İstanbul, burada doğup büyüyenler ve yaşayanlar için vazgeçilmez bir aşk ama sorunlarıyla da hayattan bezdiriyor... Buraya gelen yabancılar ise sorunlarından çok güzelliklerine odaklanmayı başarabiliyor. Bu kişilerden biri olan İsveç İstanbul Başkonsolosu Therese Hydén, İstanbul'u her şeyiyle çok seviyor ve Boğaz'ı seyretmeye doyamadığını söylüyor. Hydén, farklı işlere de imza atarak İsveç'i, Türkiye'ye tanıtıyor. Birçok kez düzenledikleri 'İsveçli Babalar' sergisi gibi... 'İsveçli Babalar' sergisi, İsveç Enstitüsü'nün geliştirip tasarladığı ve İsveçli fotoğraf sanatçısı Johan Bavman'ın dünya çapında beğeni toplayan, babaların çocukların bakımı ve eğitiminde üstlendikleri role ilişkin farkındalık yaratmayı amaçlayan bir proje. Sergi bu yıl, Göztepe Spor Kulübü işbirliğiyle düzenlendi. Farklı kültürden babaları çocuklarıyla görüntüleyen ve Göztepe Spor Kulübü futbolcularından Yasin Öztekin, Andre Castro ve Kadu ile Göztepe Spor Kulübü Başkanı Mehmet Sepil'in çocuklarıyla çektirdikleri fotoğraflarla renklenen sergi, 'Baba, Çocukluğumu Benimle Paylaş' sloganıyla hayat buldu ve büyük ilgi topladı. Therese Hydén ile hem Türkiye'deki yaşamını konuştuk hem de sergiden bahsettik...

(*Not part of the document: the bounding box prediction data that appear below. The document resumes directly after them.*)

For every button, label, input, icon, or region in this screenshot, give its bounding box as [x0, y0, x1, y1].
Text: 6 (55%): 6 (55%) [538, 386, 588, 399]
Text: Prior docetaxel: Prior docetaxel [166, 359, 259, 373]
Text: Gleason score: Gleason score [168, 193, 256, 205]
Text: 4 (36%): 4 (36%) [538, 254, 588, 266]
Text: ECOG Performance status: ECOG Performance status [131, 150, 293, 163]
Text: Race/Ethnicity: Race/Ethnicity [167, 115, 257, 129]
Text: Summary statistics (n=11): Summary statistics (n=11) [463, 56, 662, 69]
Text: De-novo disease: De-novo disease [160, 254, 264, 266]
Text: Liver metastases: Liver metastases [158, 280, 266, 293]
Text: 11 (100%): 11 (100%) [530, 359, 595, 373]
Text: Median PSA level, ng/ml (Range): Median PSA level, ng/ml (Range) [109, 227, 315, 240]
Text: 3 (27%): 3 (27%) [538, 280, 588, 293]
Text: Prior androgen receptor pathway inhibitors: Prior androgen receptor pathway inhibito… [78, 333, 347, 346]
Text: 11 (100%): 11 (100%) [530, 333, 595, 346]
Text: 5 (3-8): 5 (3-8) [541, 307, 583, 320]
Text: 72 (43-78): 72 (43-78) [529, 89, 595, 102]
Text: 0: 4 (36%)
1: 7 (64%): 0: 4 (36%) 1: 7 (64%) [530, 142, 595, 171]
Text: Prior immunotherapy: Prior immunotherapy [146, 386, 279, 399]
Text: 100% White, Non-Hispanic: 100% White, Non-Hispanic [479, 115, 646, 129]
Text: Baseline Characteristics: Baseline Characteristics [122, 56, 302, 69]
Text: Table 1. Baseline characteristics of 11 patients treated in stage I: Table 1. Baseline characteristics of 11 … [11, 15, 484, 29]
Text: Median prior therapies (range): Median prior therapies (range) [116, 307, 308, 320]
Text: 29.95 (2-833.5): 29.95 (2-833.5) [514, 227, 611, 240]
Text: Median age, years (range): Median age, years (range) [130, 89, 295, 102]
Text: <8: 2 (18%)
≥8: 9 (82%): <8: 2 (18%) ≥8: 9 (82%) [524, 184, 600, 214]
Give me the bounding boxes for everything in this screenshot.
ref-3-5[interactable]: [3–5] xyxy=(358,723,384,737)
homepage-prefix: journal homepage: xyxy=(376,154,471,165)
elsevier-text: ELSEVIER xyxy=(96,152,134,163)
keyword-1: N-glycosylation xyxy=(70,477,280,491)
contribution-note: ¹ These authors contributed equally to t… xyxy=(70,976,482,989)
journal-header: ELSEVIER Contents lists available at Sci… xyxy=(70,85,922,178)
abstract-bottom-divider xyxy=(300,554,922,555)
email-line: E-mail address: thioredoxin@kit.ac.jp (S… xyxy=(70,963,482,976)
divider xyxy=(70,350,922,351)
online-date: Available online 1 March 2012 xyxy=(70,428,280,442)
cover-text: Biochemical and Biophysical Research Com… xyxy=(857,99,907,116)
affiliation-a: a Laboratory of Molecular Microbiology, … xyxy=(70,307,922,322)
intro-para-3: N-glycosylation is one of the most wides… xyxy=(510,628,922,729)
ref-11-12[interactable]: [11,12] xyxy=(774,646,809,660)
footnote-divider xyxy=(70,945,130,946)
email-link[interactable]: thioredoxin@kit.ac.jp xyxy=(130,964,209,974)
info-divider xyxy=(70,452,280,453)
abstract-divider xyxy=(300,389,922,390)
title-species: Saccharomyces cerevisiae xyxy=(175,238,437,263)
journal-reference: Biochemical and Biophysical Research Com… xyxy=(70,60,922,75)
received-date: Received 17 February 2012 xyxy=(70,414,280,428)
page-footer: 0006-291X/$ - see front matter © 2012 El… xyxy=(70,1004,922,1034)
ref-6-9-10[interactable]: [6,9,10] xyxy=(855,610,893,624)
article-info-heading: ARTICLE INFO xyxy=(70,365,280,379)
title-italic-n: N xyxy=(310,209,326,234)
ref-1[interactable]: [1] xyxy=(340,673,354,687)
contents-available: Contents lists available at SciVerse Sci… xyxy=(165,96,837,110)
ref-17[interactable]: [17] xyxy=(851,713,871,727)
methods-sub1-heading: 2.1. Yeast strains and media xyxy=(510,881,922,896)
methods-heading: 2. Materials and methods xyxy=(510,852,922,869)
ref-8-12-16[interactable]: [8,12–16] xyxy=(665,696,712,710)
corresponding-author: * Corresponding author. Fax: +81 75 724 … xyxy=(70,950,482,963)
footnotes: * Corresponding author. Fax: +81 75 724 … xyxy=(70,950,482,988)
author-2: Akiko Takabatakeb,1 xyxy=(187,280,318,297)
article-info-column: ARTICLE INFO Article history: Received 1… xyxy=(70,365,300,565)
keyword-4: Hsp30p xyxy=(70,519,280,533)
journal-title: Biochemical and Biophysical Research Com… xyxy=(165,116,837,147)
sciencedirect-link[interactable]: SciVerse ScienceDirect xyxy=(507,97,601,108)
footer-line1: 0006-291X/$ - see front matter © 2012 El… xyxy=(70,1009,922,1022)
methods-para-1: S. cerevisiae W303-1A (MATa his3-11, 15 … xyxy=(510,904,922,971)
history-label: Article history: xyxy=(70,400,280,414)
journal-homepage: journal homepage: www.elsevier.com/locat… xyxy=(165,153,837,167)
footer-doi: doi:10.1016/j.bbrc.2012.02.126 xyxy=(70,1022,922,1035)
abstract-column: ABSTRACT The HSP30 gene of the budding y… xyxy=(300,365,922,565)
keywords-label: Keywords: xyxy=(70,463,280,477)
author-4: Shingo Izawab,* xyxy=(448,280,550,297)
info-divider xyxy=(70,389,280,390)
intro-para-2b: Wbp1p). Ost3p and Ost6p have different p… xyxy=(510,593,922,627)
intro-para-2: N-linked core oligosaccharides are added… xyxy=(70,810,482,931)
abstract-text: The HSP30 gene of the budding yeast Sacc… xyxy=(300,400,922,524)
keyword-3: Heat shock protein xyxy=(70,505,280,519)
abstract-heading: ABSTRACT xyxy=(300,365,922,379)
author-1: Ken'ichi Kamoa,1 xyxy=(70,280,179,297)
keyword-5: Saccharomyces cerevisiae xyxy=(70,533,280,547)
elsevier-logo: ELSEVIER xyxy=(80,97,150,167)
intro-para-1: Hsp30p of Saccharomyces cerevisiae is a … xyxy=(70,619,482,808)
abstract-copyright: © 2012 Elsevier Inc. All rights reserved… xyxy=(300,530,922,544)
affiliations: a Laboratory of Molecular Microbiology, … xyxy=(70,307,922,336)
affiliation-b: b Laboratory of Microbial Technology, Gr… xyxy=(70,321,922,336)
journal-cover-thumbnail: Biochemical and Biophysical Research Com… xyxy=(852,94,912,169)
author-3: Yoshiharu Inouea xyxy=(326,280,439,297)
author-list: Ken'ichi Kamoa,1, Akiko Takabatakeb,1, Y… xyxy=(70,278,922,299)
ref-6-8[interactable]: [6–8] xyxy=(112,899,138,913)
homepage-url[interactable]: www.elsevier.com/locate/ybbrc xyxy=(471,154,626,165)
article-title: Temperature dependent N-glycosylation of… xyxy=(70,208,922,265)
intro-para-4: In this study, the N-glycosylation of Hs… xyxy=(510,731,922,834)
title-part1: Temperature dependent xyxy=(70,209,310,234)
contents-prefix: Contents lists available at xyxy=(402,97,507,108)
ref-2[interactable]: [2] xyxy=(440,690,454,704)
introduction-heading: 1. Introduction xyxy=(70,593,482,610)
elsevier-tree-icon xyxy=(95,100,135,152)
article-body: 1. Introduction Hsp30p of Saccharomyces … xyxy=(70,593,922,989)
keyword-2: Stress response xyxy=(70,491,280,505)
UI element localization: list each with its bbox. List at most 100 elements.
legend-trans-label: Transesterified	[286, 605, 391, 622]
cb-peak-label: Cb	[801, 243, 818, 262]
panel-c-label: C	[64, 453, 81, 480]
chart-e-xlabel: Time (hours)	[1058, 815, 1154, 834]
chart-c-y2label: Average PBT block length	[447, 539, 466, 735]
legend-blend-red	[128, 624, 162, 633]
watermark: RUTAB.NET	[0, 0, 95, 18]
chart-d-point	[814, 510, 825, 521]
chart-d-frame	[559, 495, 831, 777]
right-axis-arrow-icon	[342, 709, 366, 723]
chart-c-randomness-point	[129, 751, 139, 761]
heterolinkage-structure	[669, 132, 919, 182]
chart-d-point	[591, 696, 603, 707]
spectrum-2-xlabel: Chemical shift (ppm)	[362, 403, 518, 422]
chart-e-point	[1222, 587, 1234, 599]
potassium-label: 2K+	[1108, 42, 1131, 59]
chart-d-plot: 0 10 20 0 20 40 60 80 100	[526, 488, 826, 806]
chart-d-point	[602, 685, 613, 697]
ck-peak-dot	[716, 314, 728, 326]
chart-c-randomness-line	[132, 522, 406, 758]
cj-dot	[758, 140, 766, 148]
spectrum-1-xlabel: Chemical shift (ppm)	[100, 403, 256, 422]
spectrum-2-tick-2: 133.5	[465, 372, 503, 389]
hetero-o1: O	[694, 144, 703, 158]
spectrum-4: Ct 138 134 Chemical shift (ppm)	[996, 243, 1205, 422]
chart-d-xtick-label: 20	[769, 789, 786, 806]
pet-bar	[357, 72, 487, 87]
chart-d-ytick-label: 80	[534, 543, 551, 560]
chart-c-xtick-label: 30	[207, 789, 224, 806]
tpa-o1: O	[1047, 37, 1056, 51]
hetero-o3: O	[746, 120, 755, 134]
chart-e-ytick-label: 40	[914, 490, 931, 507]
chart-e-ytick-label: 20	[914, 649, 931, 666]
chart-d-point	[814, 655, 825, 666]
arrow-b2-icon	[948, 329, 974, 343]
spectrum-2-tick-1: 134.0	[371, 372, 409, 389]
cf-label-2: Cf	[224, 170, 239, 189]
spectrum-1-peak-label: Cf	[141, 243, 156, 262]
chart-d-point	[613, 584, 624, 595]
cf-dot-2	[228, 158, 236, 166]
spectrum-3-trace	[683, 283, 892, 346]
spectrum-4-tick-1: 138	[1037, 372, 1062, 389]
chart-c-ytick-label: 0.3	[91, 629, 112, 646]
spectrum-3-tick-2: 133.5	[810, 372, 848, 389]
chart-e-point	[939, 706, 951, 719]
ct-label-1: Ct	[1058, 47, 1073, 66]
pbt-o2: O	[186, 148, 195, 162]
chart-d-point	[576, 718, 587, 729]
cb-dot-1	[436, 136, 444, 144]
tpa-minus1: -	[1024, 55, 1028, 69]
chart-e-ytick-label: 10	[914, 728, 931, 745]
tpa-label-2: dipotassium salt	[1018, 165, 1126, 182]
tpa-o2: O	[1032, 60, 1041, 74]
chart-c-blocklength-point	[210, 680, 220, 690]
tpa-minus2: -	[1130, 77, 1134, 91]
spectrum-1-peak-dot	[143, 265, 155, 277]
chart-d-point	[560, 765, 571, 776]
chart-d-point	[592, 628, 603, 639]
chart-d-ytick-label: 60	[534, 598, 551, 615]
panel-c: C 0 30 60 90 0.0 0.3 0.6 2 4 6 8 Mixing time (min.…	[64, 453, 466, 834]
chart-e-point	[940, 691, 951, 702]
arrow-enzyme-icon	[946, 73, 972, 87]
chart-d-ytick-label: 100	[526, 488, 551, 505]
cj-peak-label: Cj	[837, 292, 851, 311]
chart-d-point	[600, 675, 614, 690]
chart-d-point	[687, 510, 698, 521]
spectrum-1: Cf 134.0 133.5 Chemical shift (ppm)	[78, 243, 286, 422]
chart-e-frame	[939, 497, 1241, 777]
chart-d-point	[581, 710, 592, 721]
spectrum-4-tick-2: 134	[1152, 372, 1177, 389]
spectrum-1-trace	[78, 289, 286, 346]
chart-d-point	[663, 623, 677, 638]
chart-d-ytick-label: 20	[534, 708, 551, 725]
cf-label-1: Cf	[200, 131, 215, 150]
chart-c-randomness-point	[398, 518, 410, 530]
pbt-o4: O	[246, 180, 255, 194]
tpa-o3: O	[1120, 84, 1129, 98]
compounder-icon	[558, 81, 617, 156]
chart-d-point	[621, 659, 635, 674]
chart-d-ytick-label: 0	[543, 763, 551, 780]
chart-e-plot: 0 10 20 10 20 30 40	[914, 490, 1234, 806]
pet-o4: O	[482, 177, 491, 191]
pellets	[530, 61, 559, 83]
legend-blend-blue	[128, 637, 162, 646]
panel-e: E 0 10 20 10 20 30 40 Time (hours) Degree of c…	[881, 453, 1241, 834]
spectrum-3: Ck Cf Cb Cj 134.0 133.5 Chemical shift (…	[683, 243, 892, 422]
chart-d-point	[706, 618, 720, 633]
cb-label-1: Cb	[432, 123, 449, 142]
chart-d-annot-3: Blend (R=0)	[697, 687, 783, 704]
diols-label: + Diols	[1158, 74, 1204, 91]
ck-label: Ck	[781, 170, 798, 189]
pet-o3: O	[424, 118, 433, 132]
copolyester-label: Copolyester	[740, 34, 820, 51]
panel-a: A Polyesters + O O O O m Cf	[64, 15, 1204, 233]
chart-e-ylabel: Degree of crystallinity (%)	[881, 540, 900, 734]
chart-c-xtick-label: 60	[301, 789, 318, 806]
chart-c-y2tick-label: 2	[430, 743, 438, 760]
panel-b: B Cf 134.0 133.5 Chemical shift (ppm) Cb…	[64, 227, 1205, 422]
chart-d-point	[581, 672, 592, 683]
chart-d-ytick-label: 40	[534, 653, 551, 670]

Kendinizden biraz bahsedebilir misiniz, daha önce nerelerde görev yaptınız? 
20 yıldan uzun bir süredir, Dışişleri Bakanlığı bünyesinde ülkeme hizmet ediyorum. Kariyerim boyunca birçok ülkede çeşitli görevlerde bulundum. Strasburg'da Avrupa Konseyi İsveç Delegasyonu'nda, New York'ta Uluslararası Göç Örgütü'nde (IOM), Brüksel'de muhtelif misyonlarda ve şimdi de İstanbul'da Başkonsolos olarak... Ne mutlu ki uluslararası tüm bu görevlerim sırasında eşim ve çocuklarım bana hep eşlik ettiler. 

Kaç yıldır İstanbul'dasınız? Daha önce İstanbul'a gelmiş miydiniz? 
İstanbul'daki Başkonsolosluk görevime 1 Eylül 2016 tarihi itibariyle atandım. İstanbul'da uzun süredir bulunmasam da, zaman zaman hareketli günlere tanıklık ettim. Burada çalışmaya başlamadan önce, pek çok İsveçli gibi ben de İstanbul'u ve Türkiye'nin Akdeniz kıyılarını turist olarak ziyaret etmiştim.

İstanbul'da yaşamanın en güzel yanları ve sizi en çok zorlayan yanları neler? 
Yaşadığım yerden Boğaz'ın manzarasını seyretmeye asla doyamıyorum. Bence deniz, şehri canlandırıyor. Ben 10 milyon nüfuslu bir ülkeden geldiğim için, neredeyse bu rakamın iki katı nüfusa sahip bir şehirde yaşamak zorlu olabiliyor. Yine de bu kalabalığa rağmen İstanbul'da her şeyin tıkır tıkır işlemesi takdire şayan.

İstanbul'da boş zamanlarınızda neler yaparsınız? En sevdiğiniz semt neresi? 
Semtim Beyoğlu'nda yürümeyi, İstanbul'da yeni yerler ya da yeni mekanlar keşfetmeyi çok seviyorum. Ayrıca müzeleri ve sanat galerilerini ziyaret etmekten de bolca keyif alıyorum.

İstanbul'da alışamadığınız şeyler var mı? 
Hayır, İstanbul'da alışamadığım hiçbir şey yok. Sadece Türkçeyi biraz daha iyi konuşabilmeyi isterdim.

Türkçeniz nasıl bu arada? Konuşabiliyor musunuz? 
Deniyorum! Türkçe dersleri alıyorum ve harika bir Türkçe öğretmenim var. Ancak Türkçe konuşmakta halen zorlanıyorum.